Pfizer, Moderna vaccines reduce risk of infection by 91 percent: US CDC

Pfizer, Moderna vaccines reduce risk of infection by 91 percent: US CDC

WASHINGTON: Taking two doses of mRNA-based vaccines from Pfizer-BioNtech and Moderna, authorized by the Food and Drug Administration, can reduce the risk of coronavirus infection by 91 percent, according to a new study by the US Centers for Disease Control and Prevention. Prevention (CDC).
Even a single dose of mRNA vaccines can reduce the risk of infection by up to 81 percent. These estimates included symptomatic and asymptomatic infections.
“Covid-19 vaccines are an important tool in overcoming this pandemic,” said CDC Director Rochelle P. Valensky.
“Findings from the extended time frame of this study provide evidence that mRNA COVID-19 vaccines are effective and should prevent most infections – but that fully vaccinated people who still get COVID-19 , they are more likely to have milder, shorter illness and be less likely to spread the virus to others. These benefits are another important reason for vaccination,” Valensky said.
The study also showed that mRNA vaccination benefits those who are fully vaccinated (14 or more days after dose 2) or partially vaccinated (14 or more days after 1 to 13 days after dose 2) ) despite getting Kovid-19.
People who were fully or partially vaccinated developed COVID-19, who were on average six days less sick and two days less sick. Those who were not vaccinated had a nearly 60 percent lower risk of developing symptoms such as fever or chills. Some study participants infected with SARS-CoV-2 did not develop symptoms.
People who were fully or partially vaccinated and then got COVID-19 had 40 percent less detectable virus in their nose (ie low viral load), and virus was detected in less than six days (ie. viral shedding). For those who were not vaccinated when they became infected. This means they were also less likely to spread the virus to others.
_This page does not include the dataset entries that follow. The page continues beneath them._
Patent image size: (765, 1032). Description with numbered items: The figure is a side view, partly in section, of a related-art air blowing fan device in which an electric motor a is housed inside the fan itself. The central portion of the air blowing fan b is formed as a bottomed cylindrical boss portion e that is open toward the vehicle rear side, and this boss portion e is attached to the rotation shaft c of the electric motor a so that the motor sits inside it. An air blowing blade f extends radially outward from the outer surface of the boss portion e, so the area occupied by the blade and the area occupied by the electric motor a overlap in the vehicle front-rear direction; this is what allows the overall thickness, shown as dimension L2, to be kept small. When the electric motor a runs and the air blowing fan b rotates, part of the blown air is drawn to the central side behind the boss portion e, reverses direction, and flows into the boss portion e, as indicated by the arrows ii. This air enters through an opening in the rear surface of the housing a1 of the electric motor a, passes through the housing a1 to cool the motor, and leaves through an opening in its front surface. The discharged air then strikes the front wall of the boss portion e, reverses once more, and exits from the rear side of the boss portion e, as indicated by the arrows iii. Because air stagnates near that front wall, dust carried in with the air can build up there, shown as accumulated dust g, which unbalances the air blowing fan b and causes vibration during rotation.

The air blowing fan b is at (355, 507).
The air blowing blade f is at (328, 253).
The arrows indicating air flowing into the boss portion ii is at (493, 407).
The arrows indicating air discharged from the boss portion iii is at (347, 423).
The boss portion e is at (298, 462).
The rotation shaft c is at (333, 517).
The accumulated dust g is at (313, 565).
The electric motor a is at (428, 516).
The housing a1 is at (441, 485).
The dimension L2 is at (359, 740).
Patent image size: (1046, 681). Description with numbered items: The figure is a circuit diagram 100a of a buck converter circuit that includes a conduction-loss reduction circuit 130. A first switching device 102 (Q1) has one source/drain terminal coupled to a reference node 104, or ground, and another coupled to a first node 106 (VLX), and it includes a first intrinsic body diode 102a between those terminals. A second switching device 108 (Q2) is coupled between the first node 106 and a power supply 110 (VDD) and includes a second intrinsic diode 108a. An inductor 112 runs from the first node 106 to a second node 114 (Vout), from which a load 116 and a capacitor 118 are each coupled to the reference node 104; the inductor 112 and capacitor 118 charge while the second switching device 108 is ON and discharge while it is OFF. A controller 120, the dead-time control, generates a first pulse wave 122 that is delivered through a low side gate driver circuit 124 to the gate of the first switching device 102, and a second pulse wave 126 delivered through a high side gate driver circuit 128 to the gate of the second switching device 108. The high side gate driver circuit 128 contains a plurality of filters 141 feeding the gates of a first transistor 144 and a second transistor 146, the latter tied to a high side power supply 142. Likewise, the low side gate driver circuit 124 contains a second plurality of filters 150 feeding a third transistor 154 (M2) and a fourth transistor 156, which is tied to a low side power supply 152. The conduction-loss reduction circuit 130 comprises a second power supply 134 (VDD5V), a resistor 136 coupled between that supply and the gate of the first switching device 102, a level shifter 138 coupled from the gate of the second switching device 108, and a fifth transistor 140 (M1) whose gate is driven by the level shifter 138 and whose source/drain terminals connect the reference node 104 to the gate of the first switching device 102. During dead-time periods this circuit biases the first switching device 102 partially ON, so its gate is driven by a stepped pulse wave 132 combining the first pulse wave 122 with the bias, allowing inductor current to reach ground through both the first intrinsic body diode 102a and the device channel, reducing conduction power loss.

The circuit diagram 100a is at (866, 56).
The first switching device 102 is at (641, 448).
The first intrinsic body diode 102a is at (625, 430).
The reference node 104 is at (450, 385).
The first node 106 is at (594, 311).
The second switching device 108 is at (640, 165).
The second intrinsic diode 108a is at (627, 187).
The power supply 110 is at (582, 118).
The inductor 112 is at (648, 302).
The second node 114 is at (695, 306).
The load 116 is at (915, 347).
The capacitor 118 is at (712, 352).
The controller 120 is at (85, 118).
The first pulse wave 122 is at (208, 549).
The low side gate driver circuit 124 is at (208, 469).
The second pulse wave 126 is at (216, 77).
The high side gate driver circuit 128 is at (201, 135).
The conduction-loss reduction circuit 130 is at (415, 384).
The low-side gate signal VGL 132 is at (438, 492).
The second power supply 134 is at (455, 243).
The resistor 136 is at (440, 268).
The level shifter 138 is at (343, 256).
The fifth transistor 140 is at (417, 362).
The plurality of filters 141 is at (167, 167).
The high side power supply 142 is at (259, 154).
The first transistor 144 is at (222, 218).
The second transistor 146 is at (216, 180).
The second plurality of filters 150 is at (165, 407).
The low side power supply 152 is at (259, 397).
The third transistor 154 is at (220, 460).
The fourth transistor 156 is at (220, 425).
In addition, people who were partially or fully vaccinated were 66 percent less likely to test positive for SARS-CoV-2 infection for more than a week compared to those who were not vaccinated. happened.
The CDC said that although these indicators are not a direct measure of a person’s ability to spread the virus, they are correlated with a lower prevalence of other viruses, such as varicella and influenza.
For the study, 3,975 participants completed weekly SARS-CoV-2 testing for 17 consecutive weeks (from December 13, 2020 to April 10, 2021) in eight US locations.
Participants self-collected nasal swabs that were laboratory tested for SARS-CoV-2. If the tests came back positive, the samples were further tested to determine the amount of viral load and viral shedding.